Dernière mise à jour : 9 mai 2022

Écrire une page (au maximum) à partir (ou contre) ce syntagme : « Ne vous est-il jamais arrivé, lisant un livre, de vous arrêter sans cesse dans votre lecture, non par désintérêt, mais au contraire par afflux d’idées, d’excitations, d’associations ? En un mot, ne vous est-il pas arrivé de lire en levant la tête ? » Cette formule est tirée de Roland Barthes, « Écrire la lecture », in Le Bruissement de la langue, Essais critiques IV, (1984), Paris, Seuil, coll. « Points Essais », n° 258, 2015, p. 33. (consigne de Jean-Michel Devésa)


« Mais dis-moi, ta fille… là… elle est punie ? »


Il avait suffi d’un soupir de la petite tête blonde, d’un hochement presque imperceptible, si ce n’était que le petit palmier que formait une partie de ses cheveux attachés ne trahissaient, pour que l’invité de La Mère ne pose cette question. Il avait aussi suffi qu’un épais dictionnaire et une tripoté d'encyclopédies, plus ou moins vieilles pour la plupart, ne soient ouvertes à ses côtés et sur la petite table basse du salon.

La petite était à moitié assise sur un coussin de sol vert, une veste presque de la même couleur sur les épaules.

Sur un mouvement plus décisif du palmier d’or maintenu en place par un petit chouchou rouge, les bras s’agitèrent à leur tour, attrapant des crayons d’un côté, et une feuille de l’autre. On entendit plus que les grattements des couleurs glissant et recouvrant la blancheur d’une ancienne feuille de compte, qui servait maintenant de brouillon.

Et puis, de nouveau, le cinéma. Les crayons et la feuille de côté, le petit palmier au garde à vous, penché selon le bon vouloir de la petite tête, toute sage.

- Oh non non, s’empressa de dire La Mère, tournant le dos au tableau qui se dressait ainsi, et servant un café à L’Invitée. Elle lit.

- Elle lit ? Dans cette position ? En bougeant autant ?

- Oui oui. Elle n’arrêtait pas de nous demander la signification de certains mots, alors on lui a donné un dictionnaire. Elle se débrouille maintenant, dit La Mère pour clôturer cette conversation qui ne l’intéressait guère.

L’Invitée n’insista pas, hochant doucement la tête, observant simplement le petit manège, sa tasse dans une main, son café rejoignant quelques fois ses lèvres.
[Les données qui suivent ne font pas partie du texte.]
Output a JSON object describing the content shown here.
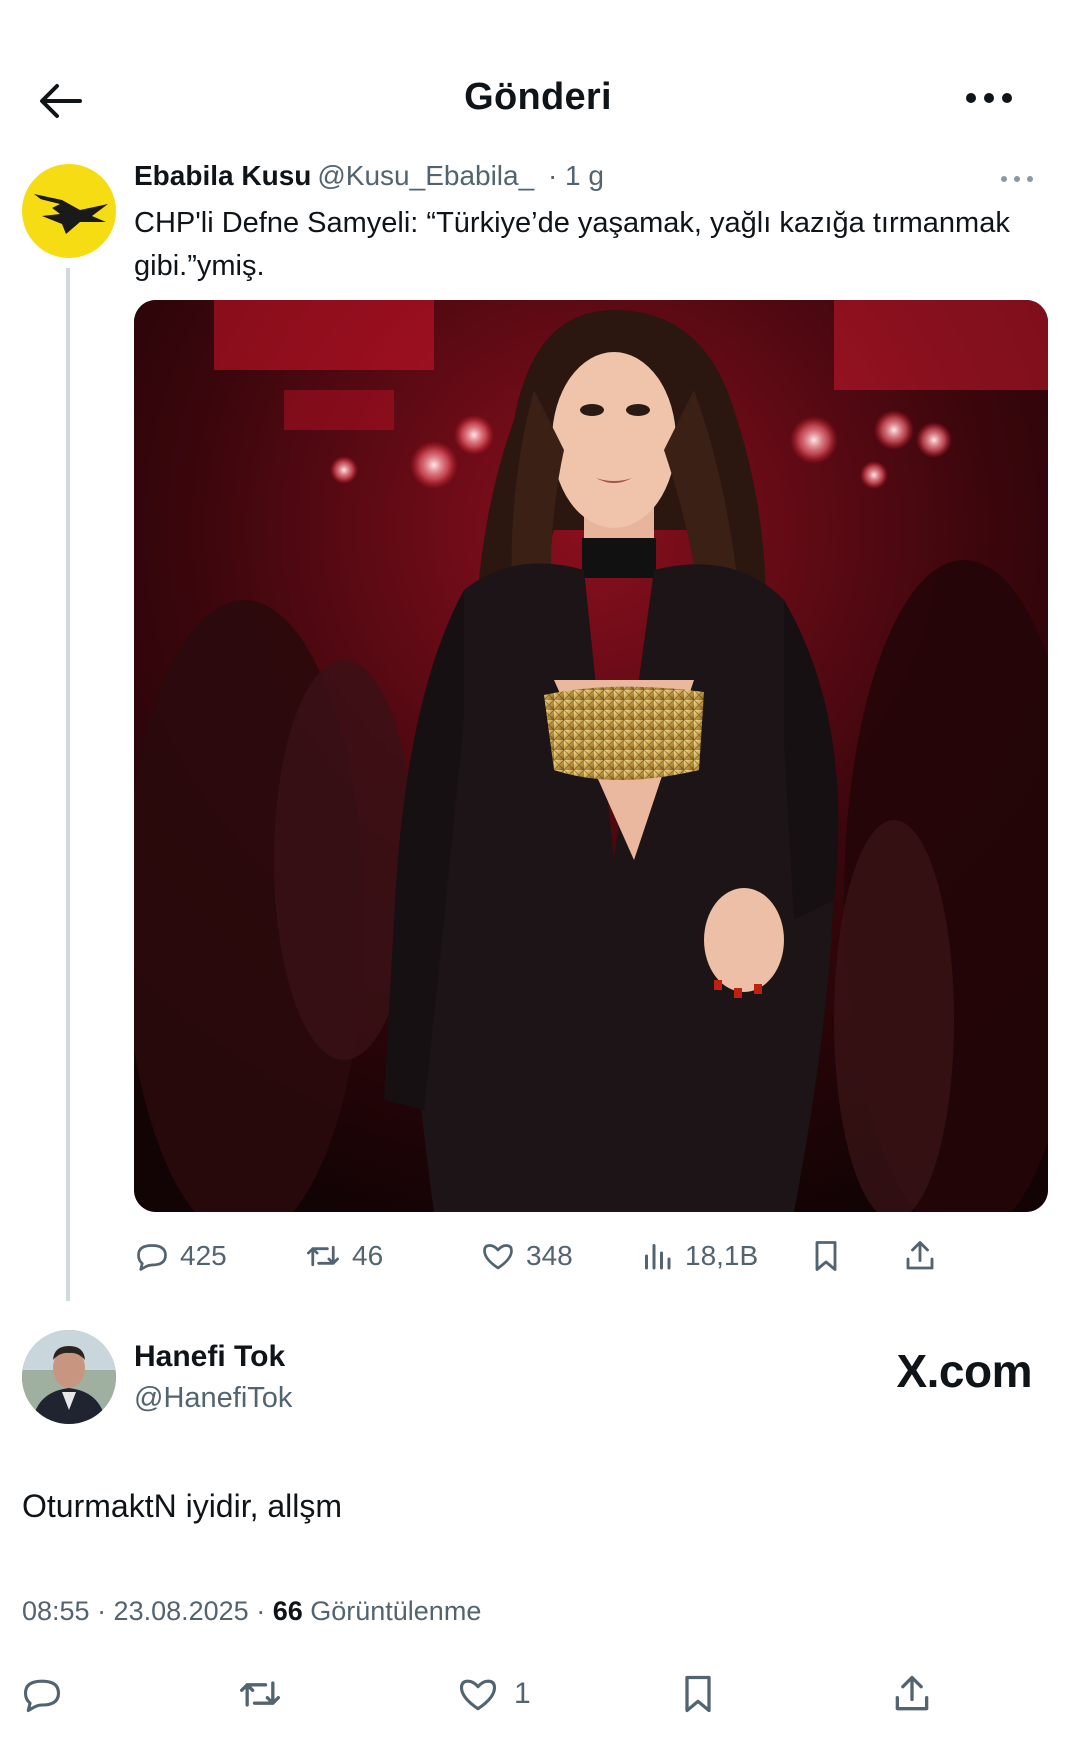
{
  "header": {
    "title": "Gönderi"
  },
  "quoted_post": {
    "author_name": "Ebabila Kusu",
    "author_handle": "@Kusu_Ebabila_",
    "time": "· 1 g",
    "text": "CHP'li Defne Samyeli: “Türkiye’de yaşamak, yağlı kazığa tırmanmak gibi.”ymiş.",
    "stats": {
      "replies": "425",
      "reposts": "46",
      "likes": "348",
      "views": "18,1B"
    }
  },
  "reply_post": {
    "author_name": "Hanefi Tok",
    "author_handle": "@HanefiTok",
    "watermark": "X.com",
    "text": "OturmaktN iyidir, allşm",
    "timestamp": "08:55 · 23.08.2025 · ",
    "views_count": "66",
    "views_label": " Görüntülenme",
    "likes": "1"
  },
  "colors": {
    "text": "#0f1419",
    "muted": "#536471",
    "thread_line": "#cfd9de",
    "avatar_yellow": "#f6dc13"
  },
  "icons": [
    "back-arrow-icon",
    "more-icon",
    "reply-icon",
    "repost-icon",
    "like-icon",
    "views-icon",
    "bookmark-icon",
    "share-icon"
  ]
}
Et la petite fille, qui avait eu du mal à apprendre à lire en CP, était maintenant en 6e et servait de petit cobaye pour une de ses tantes qui lui donnait des lectures de 3e. Et elle lisait, lisait, lisait, lisait, tout ce qui lui tombait sous la main. Et quand elle ne savait pas, quand un nouveau mot faisait son apparition, elle cherchait dans les outils qu’on lui avait mis à disposition. Quelques fois, assez souvent à vrai dire, elle n’avait pas très envie de s’enquiquiner à chercher. Alors, elle continuait sa lecture, et soit elle comprenait par celle-ci, soit elle demandait, prétextant que le dictionnaire était rangé, et quelques fois les parents lui répondaient sans que cela soit le mot ‘‘dictionnaire’’ qui franchisse leurs lèvres.

Il lui arrivait de rêver, à un passage particulier, de la suite, de ce qu’elle aurait fait, elle, dans cette situation. Il lui arrivait de remettre en doute la parole des personnages et l’écrit de l’auteur, de revenir à un chapitre antérieur pour vérifier, d’aller voir à la fin si un de ses personnages allaient survivre ou non. Il lui arrivait d’imaginer des choses plus complexes et de se poser des questions techniques. « Combien pèse un dragon ? Si les ailes des chauves-souris et des oiseaux sont proportionnelles à leur taille de corps, combien pour un dragon ? Et combien pour une vouivre ? Et si on installe une selle sur le dos d’un dragon, comment on le sangle ? Et les écailles ? Sont-elles coupées ? Comment un dragon peut-il cracher ou souffler du feu ? »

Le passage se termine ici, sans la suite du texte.